While becoming an official day of international commemoration in 1977 (initially recognized by the United Nations in 1975), a much earlier global movement had emerged in 1910 when German feminist Clara Zetkin called for an international event during the Second Conference of Working Women held in Copenhagen. The 100 women in attendance from 17 countries unanimously supported Zetkin’s proposal.

During World War I women protested the war which churned on from 1914-1918. In 1917 a significant women’s protest in Russia (held on the Julian calendar date of February 23rd — March 8th in Europe’s Gregorian calendar) was an influence in Russia dropping out of the war and gave International Women’s Day their special date. Stalwart Russian women organized their protest for “bread and peace.”

This year protests were wide-ranging. In Thailand protestors highlighted the need for longer maternity leave with members of Thai labor unions wearing purple pregnancy dresses. German protestors focused on women’s need for better working conditions. In London’s Parliament Square protestors sought to bring attention to girls’ right to education in Afghanistan. Groups of protestors in downtown Seoul, Korea, called for freedom for Palestinian women while supporters for families of missing and kidnapped Israeli women staged a protest in Cape Town at the South African parliament.
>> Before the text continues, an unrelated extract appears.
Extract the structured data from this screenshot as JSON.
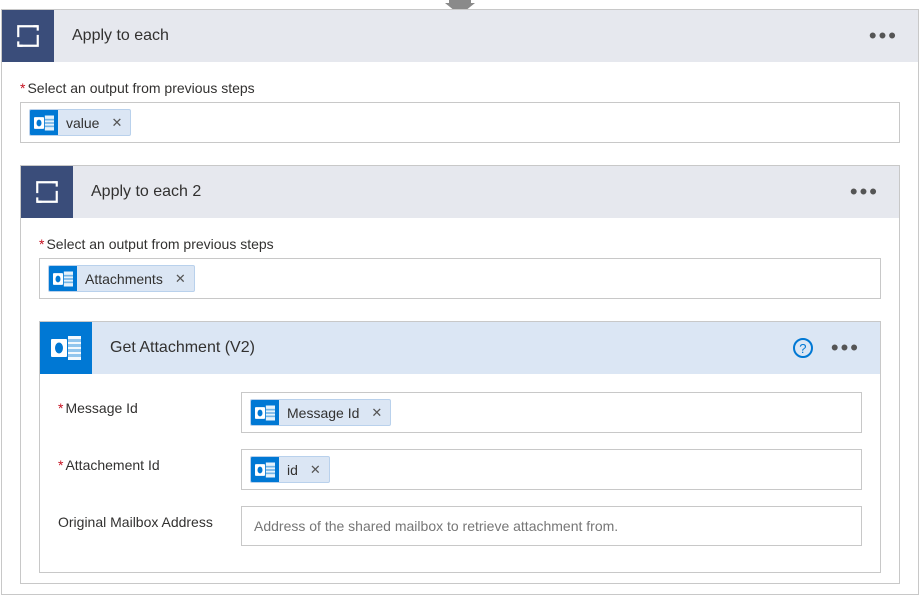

Despite the reforms afforded to women today, the harsh realities of inequality still exist. In America women earned 83 cents for every dollar that men earned in 2022 (84 cents in 2024), according to the Bureau of Labor Statistics. Internationally, women’s average disposable income rates 31% lower than for men. Gender equality cannot exist when there is such widespread income inequality.

According to UNICEF statistics, world-wide since 1995 the proportion of young women married as children has declined from 1 in 4 to 1 in 5. Equality is a pokey process. Globally, nearly 1 billion girls and women lack the job skills they need for the fast-changing job market; 1 in 4 girls (ages 15-19) are not receiving an education or job training as compared to 1 in 10 boys in this age range.

The UNICEF initiative, Skills4Girls Portfolio, hopes to reach 11.5 million adolescent girls with job skill-building by 2025. For example, in Jordan only half of all young women are either employed or engaged in educational training programs. Through mobile Innovation Labs, Skills4Girls provides girls with training in coding and 21st century business skills.     

It seems unbelievable when we can send technology to reach the moon that we still lack “bread and peace” for our planet’s earthlings.

Pearls of Peace (PoP) Quiz

271. Where do you see gender inequality in education?

272. How might you engage in the effort to uplift girls’ skillsets?